Uno de los subgéneros predilectos del cine japonés es ese cine dedicado a retratar la adolescencia y la vida de instituto del país. El cine nipón destaca en este apartado mostrando por un lado si, un cúmulo de cintas, en su mayoría live action de manga o anime, muy cercanos a la tontería acaramelada pero por otro lado, hay una proliferación de cintas de carácter serio, reflexivo y que resultan enormes en su manera de narrar esta etapa confusa de la vida con sensibilidad y elegancia. Hay casos a patadas y en el blog ya hemos tratado cintas como Like Grains of Sand (1995) o Todo sobre Lily (2001), por citar unos ejemplos.
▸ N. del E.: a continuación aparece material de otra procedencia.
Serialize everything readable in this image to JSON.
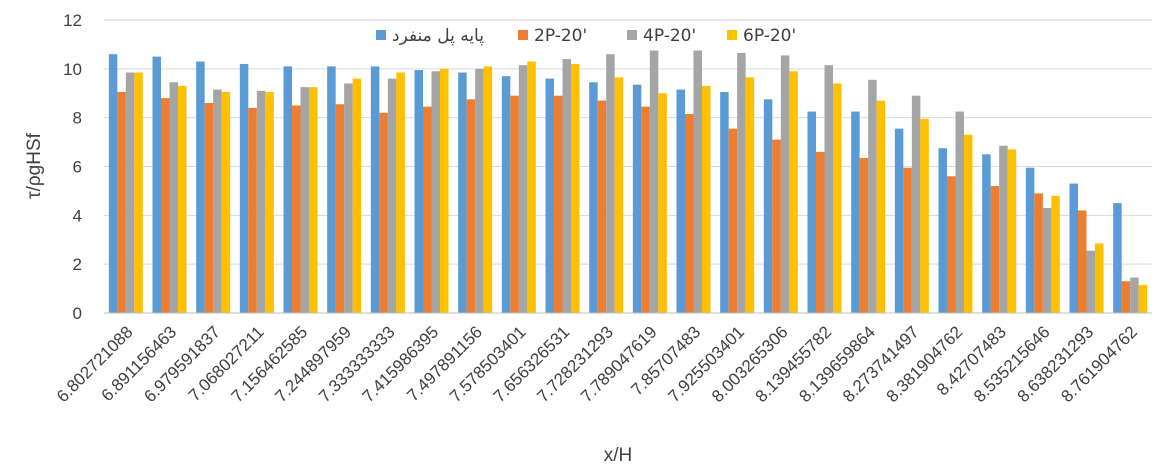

Una de los mejores exponentes de este cine adolescente es sin duda Linda Linda Linda (2005), de Nobuhiro Yamashita. La historia da comienzo con el inminente concurso que se celebra en el instituto Shibazaki y con la separación de una banda musical compuesto por 3 amigas. Su cofundadora, Kei, decide pedir a la estudiante de intercambio coreana, Son, que sea la vocalista del grupo. El problema es que Son no se sabe las canciones y apenas habla japonés y sólo quedan tres días para el concurso.
![]() |
![]() |
El elemento musical de la cinta no hace sino verla con mejores ojos, con este grupo de amigas queriendo montar una banda e interpretar canciones de la mítica banda nipona de punk rock The Blue Hearts, grupo esencial nipón que empezó su andadura en los 80. La cinta nos regala varios de sus hits como Linda, Linda Linda o Owaranai Uta. La película finiquita de la mejor manera, con una gran explosión emocional llena de sudor y rock con la actuación final de las chicas in extremis y que en conjunción con planos de pasillos y aulas ya vacíos carga de un poderoso significado al final de uno de los filmes que mejor ha sabido transmitir y filtrar con sabiduría, buen humor y elegancia el final de la adolescencia.
Con motivo del 20 aniversario del filme, en 2025, el cast junto al director Yamashita se reunieron de nuevo para dar promoción a la versión remasterizada en 4K de la película.